Introduction to Regression in R (part 2 of 2)
November 16 @ 10:00 am - 12:00 pm
Learn how to apply regression modeling to your research data in this 2-part workshop series on 11/9 and 11/16.
Regression modeling — using input variables to predict or model the value of a response — is widely used by researchers in nearly every domain. While many statistics courses introduce the concept of regression, the practice of actually applying statistical modeling to real datasets can be complex and confusing for new learners. This workshop series covers the fundamentals of using regression modeling in practice through guided case studies. We emphasize best practices and intuition, and introduce only a small amount of math. This workshop is open to all UC Davis researchers. Attendance at both sessions is required as the material builds across sessions. Instruction is in-person and seats are limited. A Zoom link (e.g., broadcast) will be available for those unable to attend who would like to watch live.

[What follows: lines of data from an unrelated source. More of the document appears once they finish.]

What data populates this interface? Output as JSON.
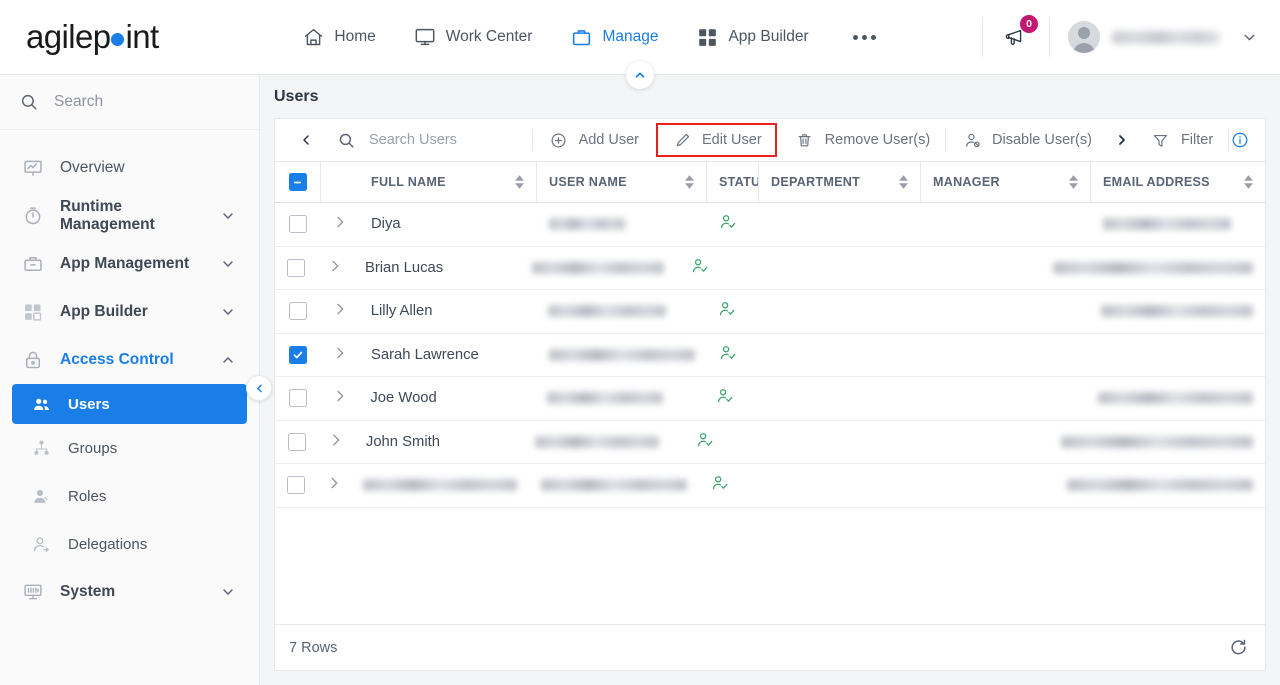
{
  "brand": {
    "name_part1": "agilep",
    "name_part2": "int",
    "dot_color": "#1a7ee8"
  },
  "topnav": {
    "items": [
      {
        "label": "Home",
        "icon": "home-icon",
        "active": false
      },
      {
        "label": "Work Center",
        "icon": "monitor-icon",
        "active": false
      },
      {
        "label": "Manage",
        "icon": "briefcase-icon",
        "active": true
      },
      {
        "label": "App Builder",
        "icon": "grid-icon",
        "active": false
      }
    ],
    "more_label": "more-options-icon",
    "announcement_badge": "0",
    "announcement_icon": "megaphone-icon",
    "user_name": "",
    "user_chevron": "chevron-down-icon"
  },
  "sidebar": {
    "search_placeholder": "Search",
    "search_icon": "search-icon",
    "collapse_icon": "chevron-left-icon",
    "items": [
      {
        "label": "Overview",
        "icon": "overview-icon",
        "type": "item",
        "expandable": false
      },
      {
        "label": "Runtime Management",
        "icon": "timer-icon",
        "type": "group",
        "expandable": true,
        "expanded": false
      },
      {
        "label": "App Management",
        "icon": "toolbox-icon",
        "type": "group",
        "expandable": true,
        "expanded": false
      },
      {
        "label": "App Builder",
        "icon": "appgrid-icon",
        "type": "group",
        "expandable": true,
        "expanded": false
      },
      {
        "label": "Access Control",
        "icon": "lock-icon",
        "type": "group",
        "expandable": true,
        "expanded": true,
        "active": true
      }
    ],
    "sub_items": [
      {
        "label": "Users",
        "icon": "users-icon",
        "selected": true
      },
      {
        "label": "Groups",
        "icon": "groups-icon",
        "selected": false
      },
      {
        "label": "Roles",
        "icon": "roles-icon",
        "selected": false
      },
      {
        "label": "Delegations",
        "icon": "delegations-icon",
        "selected": false
      }
    ],
    "footer_items": [
      {
        "label": "System",
        "icon": "system-icon",
        "type": "group",
        "expandable": true,
        "expanded": false
      }
    ]
  },
  "main": {
    "page_title": "Users",
    "top_collapse_icon": "chevron-up-icon",
    "toolbar": {
      "back_icon": "chevron-left-icon",
      "search_icon": "search-icon",
      "search_placeholder": "Search Users",
      "buttons": [
        {
          "label": "Add User",
          "icon": "circle-plus-icon",
          "highlighted": false
        },
        {
          "label": "Edit User",
          "icon": "pencil-icon",
          "highlighted": true
        },
        {
          "label": "Remove User(s)",
          "icon": "trash-icon",
          "highlighted": false
        },
        {
          "label": "Disable User(s)",
          "icon": "user-disable-icon",
          "highlighted": false
        }
      ],
      "next_icon": "chevron-right-icon",
      "filter_label": "Filter",
      "filter_icon": "funnel-icon",
      "info_icon": "info-icon"
    },
    "table": {
      "select_all_state": "indeterminate",
      "columns": [
        {
          "key": "full_name",
          "label": "FULL NAME",
          "sortable": true
        },
        {
          "key": "user_name",
          "label": "USER NAME",
          "sortable": true
        },
        {
          "key": "status",
          "label": "STATUS",
          "sortable": false
        },
        {
          "key": "dept",
          "label": "DEPARTMENT",
          "sortable": true
        },
        {
          "key": "manager",
          "label": "MANAGER",
          "sortable": true
        },
        {
          "key": "email",
          "label": "EMAIL ADDRESS",
          "sortable": true
        }
      ],
      "rows": [
        {
          "full_name": "Diya",
          "full_name_redacted": false,
          "user_name_redacted": true,
          "status_icon": "user-active-icon",
          "dept": "",
          "manager": "",
          "email_redacted": true,
          "email_width": 128,
          "selected": false
        },
        {
          "full_name": "Brian Lucas",
          "full_name_redacted": false,
          "user_name_redacted": true,
          "status_icon": "user-active-icon",
          "dept": "",
          "manager": "",
          "email_redacted": true,
          "email_width": 200,
          "selected": false
        },
        {
          "full_name": "Lilly Allen",
          "full_name_redacted": false,
          "user_name_redacted": true,
          "status_icon": "user-active-icon",
          "dept": "",
          "manager": "",
          "email_redacted": true,
          "email_width": 152,
          "selected": false
        },
        {
          "full_name": "Sarah Lawrence",
          "full_name_redacted": false,
          "user_name_redacted": true,
          "status_icon": "user-active-icon",
          "dept": "",
          "manager": "",
          "email_redacted": false,
          "email_width": 0,
          "selected": true
        },
        {
          "full_name": "Joe Wood",
          "full_name_redacted": false,
          "user_name_redacted": true,
          "status_icon": "user-active-icon",
          "dept": "",
          "manager": "",
          "email_redacted": true,
          "email_width": 155,
          "selected": false
        },
        {
          "full_name": "John Smith",
          "full_name_redacted": false,
          "user_name_redacted": true,
          "status_icon": "user-active-icon",
          "dept": "",
          "manager": "",
          "email_redacted": true,
          "email_width": 192,
          "selected": false
        },
        {
          "full_name": "",
          "full_name_redacted": true,
          "user_name_redacted": true,
          "status_icon": "user-active-icon",
          "dept": "",
          "manager": "",
          "email_redacted": true,
          "email_width": 186,
          "selected": false
        }
      ],
      "expand_icon": "chevron-right-icon"
    },
    "status_bar": {
      "row_count_label": "7 Rows",
      "refresh_icon": "refresh-icon"
    }
  },
  "colors": {
    "accent_blue": "#1a7ee8",
    "highlight_red": "#e8211f",
    "status_green": "#3aa568",
    "badge_magenta": "#c2186f"
  }
}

After this workshop, learners will be able to:
- – Describe the differences between linear and generalized linear regression models
- – Identify when and how to use fixed and random effects in regression models
- – Explain how continuous and categorical variables are handled differently in regression modeling software
- – List relevant packages for regression modeling in R
- – Write a regression model in R for a case study dataset
- – Interpret regression summary tables
- – Conduct diagnostic checks on their regression models
Participants must have taken DataLab’s “R Basics” workshop series and/or have prior experience using R, be comfortable with basic R syntax, and have the latest version of R and RStudio pre-installed and running on their laptops. We also strongly encourage learners to have either taken DataLab’s Intermediate R Data Visualization workshop, or have general familiarity with how to make plots in R using the ggplot2 package.